Anyone who has an idea for a creative concept can post it on a website and ask backers to fund it, whether it be a new product, gadget or artistic project. Highly-connected, mobile and flexible, the crowdfunding model can react to change faster than traditional companies.

CNN recently visited Hamburg-based start-up Protonet, which turned to the crowds for financing its secure personal servers which are produced onsite.

"We said ok, this is what we're going to do. We're going to take our story and our vision of what we believe the future should look like, and tell it to the crowd and see what happens," explained Ali Jelveh, founder of Protonet, to CNN's Diana Magnay at the company's office.

What happened next? In less than an hour and a half, Protonet had raised $1 million.

"It's a profit-sharing agreement, so if we get big and have huge success, which we'll hopefully have, you'll be a part of that. Plus, you also get one of our latest products,"said Jelveh.

Protonet's crowdfunding accounts for about 65% of its total investment. "I believe that in the future we will see companies that are 100% crowdfunded," added Jelveh.

Crowdfunding taps into an online community with the goal of generating small contributions from large numbers of people.

The dilemma for the crowdfunding industry ahead is to sort out the level of risk involved, who companies are actually marketing to and who they want to invest in their platforms, said Ben Yearsley, head of investment research for Charles Stanley Direct

"So the future is interesting. There's a need for funding but you've got this issue of risk and the levels of investment that have to be solved," Yearsley told Magnay.

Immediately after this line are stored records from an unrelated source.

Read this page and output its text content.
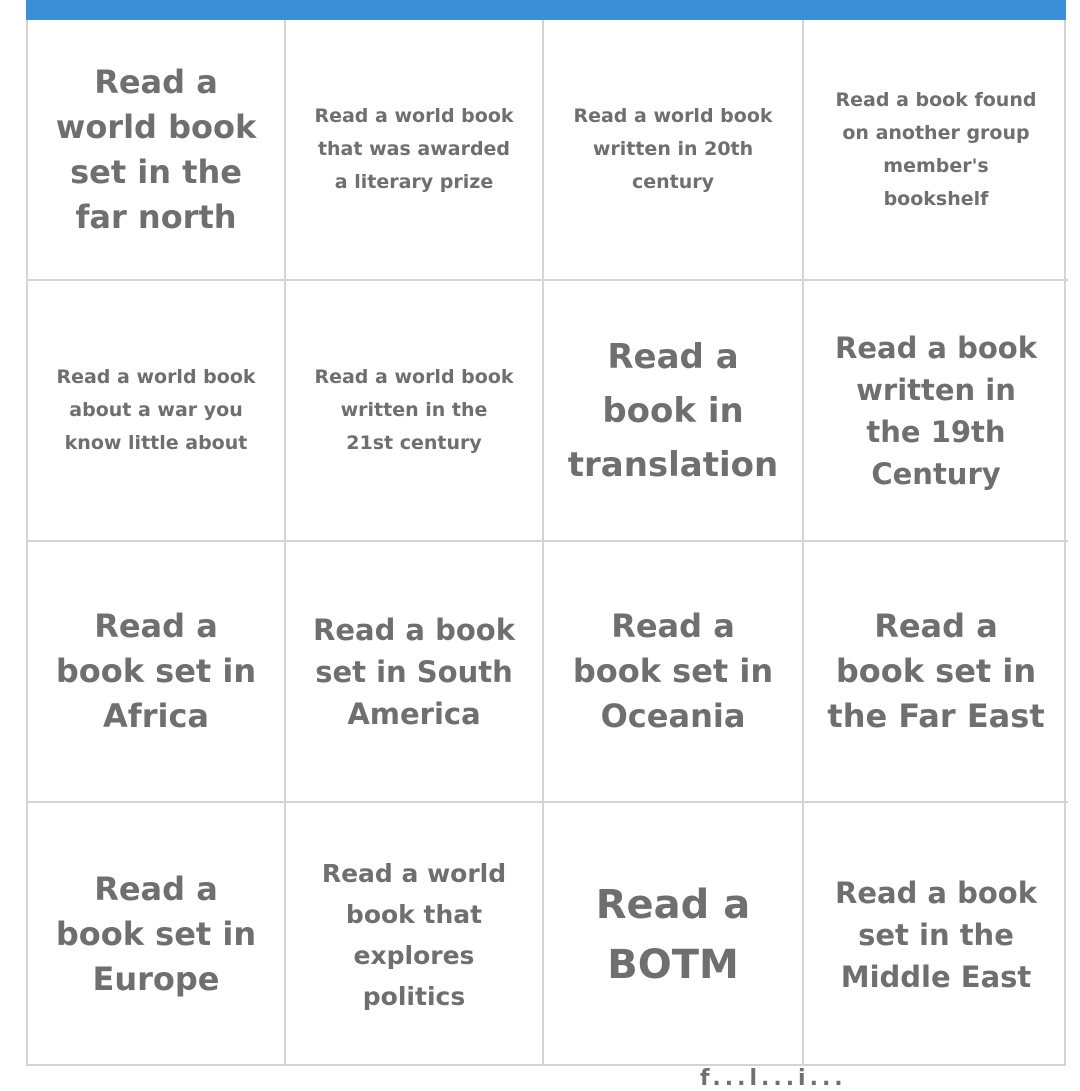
Read a world book set in the far north
Read a world book that was awarded a literary prize
Read a world book written in 20th century
Read a book found on another group member's bookshelf
Read a world book about a war you know little about
Read a world book written in the 21st century
Read a book in translation
Read a book written in the 19th Century
Read a book set in Africa
Read a book set in South America
Read a book set in Oceania
Read a book set in the Far East
Read a book set in Europe
Read a world book that explores politics
Read a BOTM
Read a book set in the Middle East
f...l...i...
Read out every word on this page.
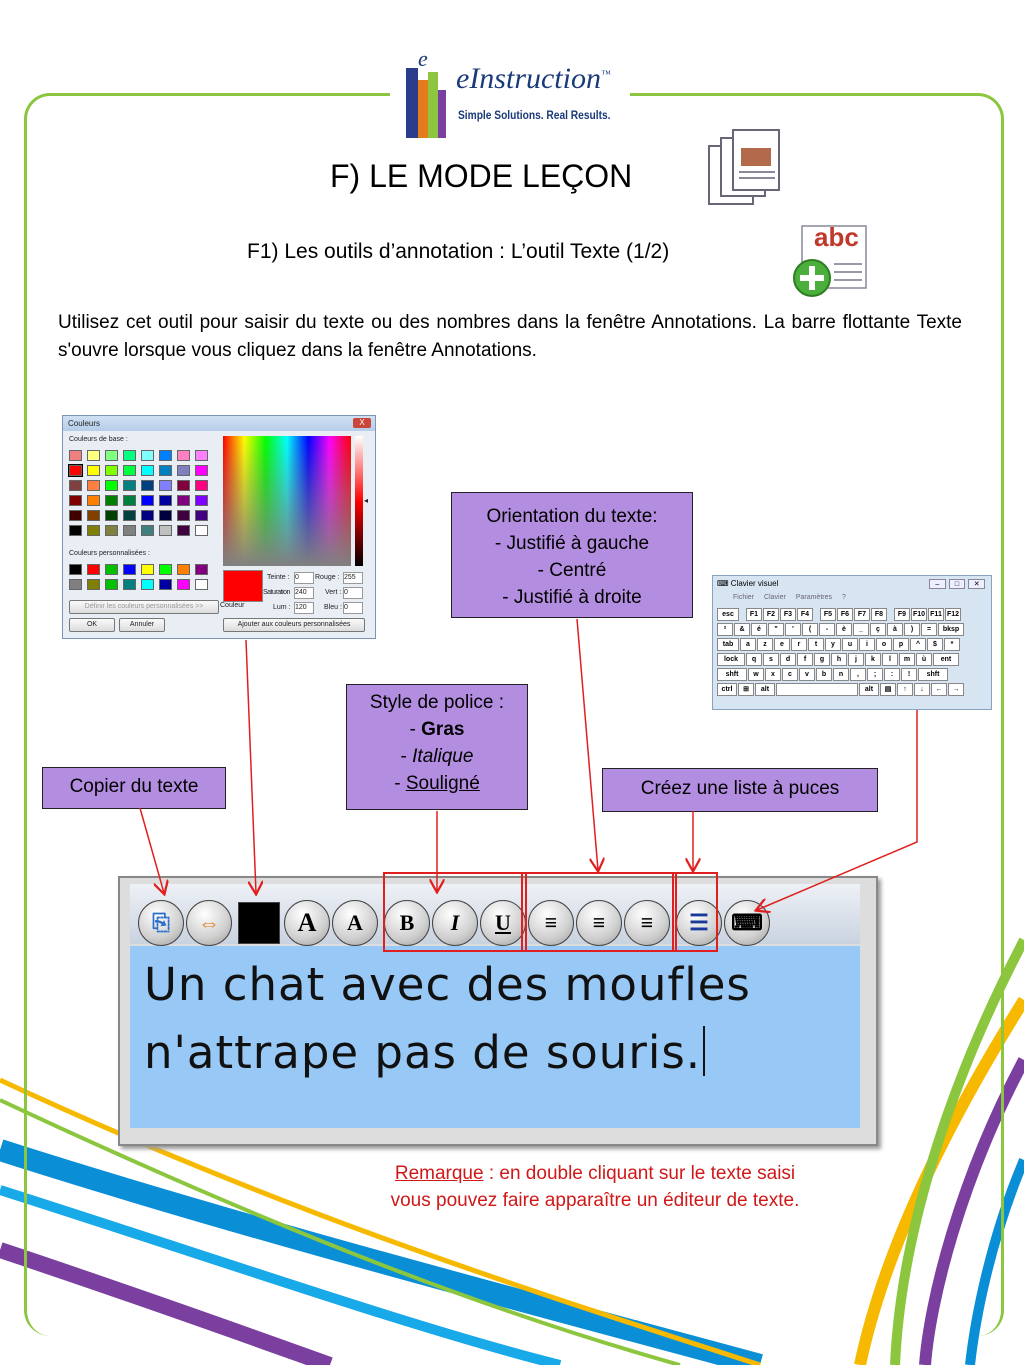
e
eInstruction™
Simple Solutions. Real Results.
F) LE MODE LEÇON
F1) Les outils d’annotation : L’outil Texte (1/2)	abc
Utilisez cet outil pour saisir du texte ou des nombres dans la fenêtre Annotations. La barre flottante Texte s'ouvre lorsque vous cliquez dans la fenêtre Annotations.
Couleurs	X
Couleurs de base :
Couleurs personnalisées :
Définir les couleurs personnalisées >>
OK	Annuler
◂
Couleur
Teinte : 0
Saturation 240
Lum : 120
Rouge : 255
Vert : 0
Bleu : 0
Ajouter aux couleurs personnalisées
Orientation du texte:
- Justifié à gauche
- Centré
- Justifié à droite
Style de police :
- Gras
- Italique
- Souligné
Copier du texte	Créez une liste à puces
⌨ Clavier visuel	–	□	✕
Fichier Clavier Paramètres ?
esc	F1	F2	F3	F4	F5	F6	F7	F8	F9 F10 F11 F12
²	&	é	"	'	(	-	è	_	ç	à	)	=	bksp
tab	a	z	e	r	t	y	u	i	o	p	^	$	*
lock	q	s	d	f	g	h	j	k	l	m	ù	ent
shft	w	x	c	v	b	n	,	;	:	!	shft
ctrl	⊞	alt	alt	▤	↑	↓	←	→
⎘	⇔	A	A	B	I	U	≡	≡	≡	☰	⌨
Un chat avec des moufles
n'attrape pas de souris.
Remarque : en double cliquant sur le texte saisi vous pouvez faire apparaître un éditeur de texte.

It's an industry that is finding its feet, but some believe that the crowdfunding approach will have a place in how businesses are funded in the future.

"If you look at how start-ups were financed before, many of them raised 100,000 Euros through friends and family which is like crowdfunding," said Oliver Gajda, chairman of the European Crowdfunding Network.

"So this is bringing this to the digitalized world, the tools that we have into the public, and I think this is what is driving the change," said Gajda, who forecasts that many entrepreneurs ahead may first have a round of business angel funding and then move on to crowdfunding to help reap the benefits of marketing while also raising capital.

While Protonet celebrates another sale of one of its servers, the small German start-up thinks the crowd could become a powerful force in finance. "I think it's going to be an earthquake, and I believe it's going to fundamentally change the way things are funded," said Jelveh.